AI has infiltrated every aspect of our lives, from the way we work and communicate to how we treat diseases and wage wars. Globally, businesses and governments are focusing on how to make the most out of this disruptive technology and mitigate the associated risks.
In this AI “race to the top”, the U.S. and China stand as the world’s frontrunners, because of their development of cutting-edge AI applications and their capacity to attract investments. Europe wants to lead the way on digital policies by setting the conditions for the development and use of AI. GDPR, digital competition and online copyright are some of the major policy areas that the last Commission implemented to give the bloc a competitive advantage. But will the new European Commission be able to keep up with Europe’s unfinished digital legacy when the technology is evolving quickly and investments are being allocated to other parts of the world?
Taking place on March 16-17, 2020, POLITICO’s AI Summit returns to Brussels to tackle key questions about the future of AI global regulation and the technology’s implementation, such as:
- What is happening across the globe (U.S., Canada, China, Japan, other regions)? And what are the key alliances that are emerging between countries and regions worldwide?
- Should AI development be limited? How can the biases in the use of AI be addressed? What are the biggest consequences and challenges of automation in industry, taking into account the level of power given to machines?
- Is AI a cultural question? How does the interpretation of “trustworthy” defer from a country to another, and how does it impact AI development across the globe?
- Can the EU push its case for creating international rules in a future world of artificial intelligence and robotization? Will the EU’s approach towards regulation and development of AI technologies, adhering to the region’s ethical standards, give the bloc a
global competitive edge — or will the EU be left behind?
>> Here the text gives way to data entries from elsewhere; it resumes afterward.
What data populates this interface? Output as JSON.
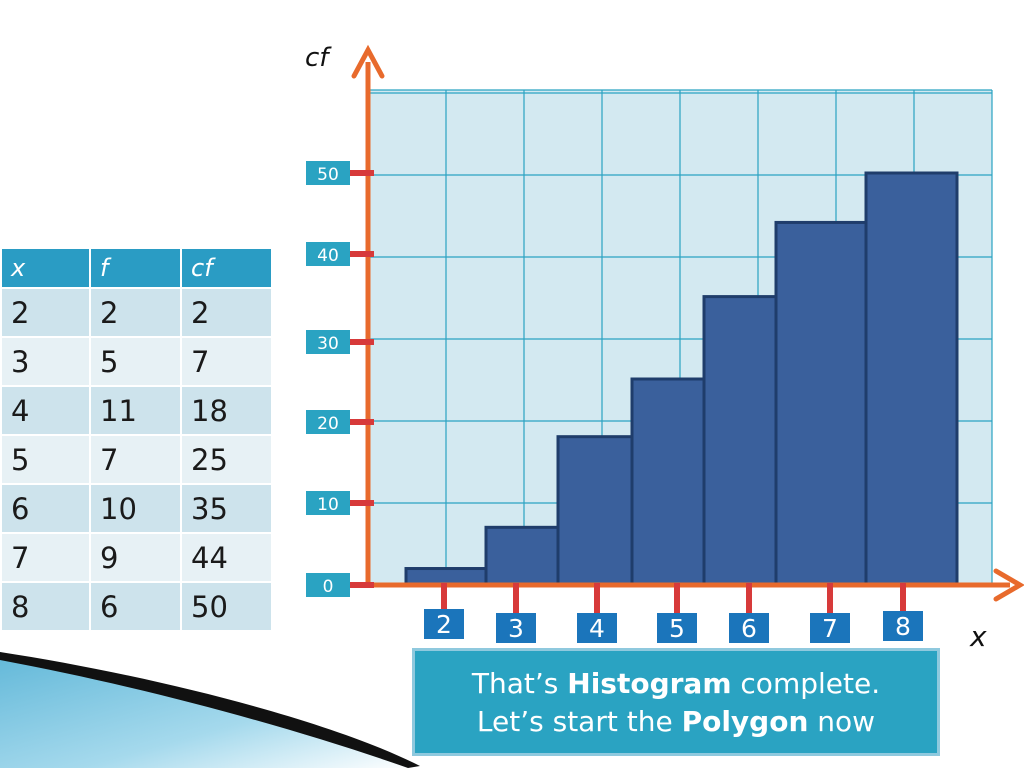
{
  "table": {
    "headers": [
      "x",
      "f",
      "cf"
    ],
    "rows": [
      [
        "2",
        "2",
        "2"
      ],
      [
        "3",
        "5",
        "7"
      ],
      [
        "4",
        "11",
        "18"
      ],
      [
        "5",
        "7",
        "25"
      ],
      [
        "6",
        "10",
        "35"
      ],
      [
        "7",
        "9",
        "44"
      ],
      [
        "8",
        "6",
        "50"
      ]
    ]
  },
  "callout": {
    "line1_pre": "That’s ",
    "line1_bold": "Histogram",
    "line1_post": " complete.",
    "line2_pre": "Let’s start the ",
    "line2_bold": "Polygon",
    "line2_post": " now"
  },
  "chart_data": {
    "type": "bar",
    "categories": [
      "2",
      "3",
      "4",
      "5",
      "6",
      "7",
      "8"
    ],
    "values": [
      2,
      7,
      18,
      25,
      35,
      44,
      50
    ],
    "title": "",
    "xlabel": "x",
    "ylabel": "cf",
    "yticks": [
      "0",
      "10",
      "20",
      "30",
      "40",
      "50"
    ],
    "ylim": [
      0,
      50
    ],
    "grid": true
  },
  "colors": {
    "bar": "#3a609c",
    "bar_edge": "#1f3d6b",
    "axis": "#e86a2c",
    "grid_bg": "#d3e9f1",
    "grid_line": "#2aa3c2",
    "label_bg": "#2aa3c2",
    "xlabel_bg": "#1b75bb",
    "tick_mark": "#d73a3a"
  }
}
What are the EU’s policy priorities to boost Europe’s AI industry, while complying with European ethical standards?
- In 2019, China’s AI industry received the most funding, surpassing the U.S. and its traditional advantage in venture capital investment, while Europe still lags behind. What are the EU and member states doing to facilitate access to capital, data and skills needed to support AI growth and develop strong AI solutions?
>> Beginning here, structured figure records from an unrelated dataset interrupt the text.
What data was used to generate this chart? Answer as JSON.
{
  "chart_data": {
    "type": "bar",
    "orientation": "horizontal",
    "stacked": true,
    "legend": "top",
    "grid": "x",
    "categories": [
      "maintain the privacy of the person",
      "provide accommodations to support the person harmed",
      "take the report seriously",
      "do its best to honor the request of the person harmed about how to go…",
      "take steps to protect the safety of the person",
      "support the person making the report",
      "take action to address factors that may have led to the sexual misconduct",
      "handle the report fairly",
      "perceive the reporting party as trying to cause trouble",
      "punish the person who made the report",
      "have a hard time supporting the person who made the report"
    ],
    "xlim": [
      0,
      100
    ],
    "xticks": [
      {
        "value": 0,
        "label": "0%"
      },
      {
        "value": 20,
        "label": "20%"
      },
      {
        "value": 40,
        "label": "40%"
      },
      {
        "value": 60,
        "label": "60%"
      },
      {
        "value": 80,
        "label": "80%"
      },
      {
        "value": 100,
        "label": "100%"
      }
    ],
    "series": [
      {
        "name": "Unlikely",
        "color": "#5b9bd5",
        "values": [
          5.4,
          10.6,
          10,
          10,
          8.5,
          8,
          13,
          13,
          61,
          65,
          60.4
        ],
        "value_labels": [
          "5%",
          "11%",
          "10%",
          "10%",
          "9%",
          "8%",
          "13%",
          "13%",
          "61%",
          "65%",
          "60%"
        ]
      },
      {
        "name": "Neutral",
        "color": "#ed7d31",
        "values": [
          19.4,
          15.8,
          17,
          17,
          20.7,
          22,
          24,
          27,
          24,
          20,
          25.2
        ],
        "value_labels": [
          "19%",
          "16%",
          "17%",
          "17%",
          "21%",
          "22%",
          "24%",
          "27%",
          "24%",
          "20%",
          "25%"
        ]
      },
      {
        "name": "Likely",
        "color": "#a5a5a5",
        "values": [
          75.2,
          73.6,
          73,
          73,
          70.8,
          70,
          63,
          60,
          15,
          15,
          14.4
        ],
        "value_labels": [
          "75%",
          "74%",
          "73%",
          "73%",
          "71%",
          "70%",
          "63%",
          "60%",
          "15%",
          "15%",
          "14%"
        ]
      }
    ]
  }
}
- How challenging is the implementation of a cross-border and coordinated European approach towards AI? What is being done to overcome those challenges and will member states eventually take the lead?
For the third consecutive year, POLITICO is convening a high-level and international group of government leaders with industry, research, academic, and civil society stakeholders to discuss, debate and examine the AI world order and whether Europe has a chance to influence it in the years to come.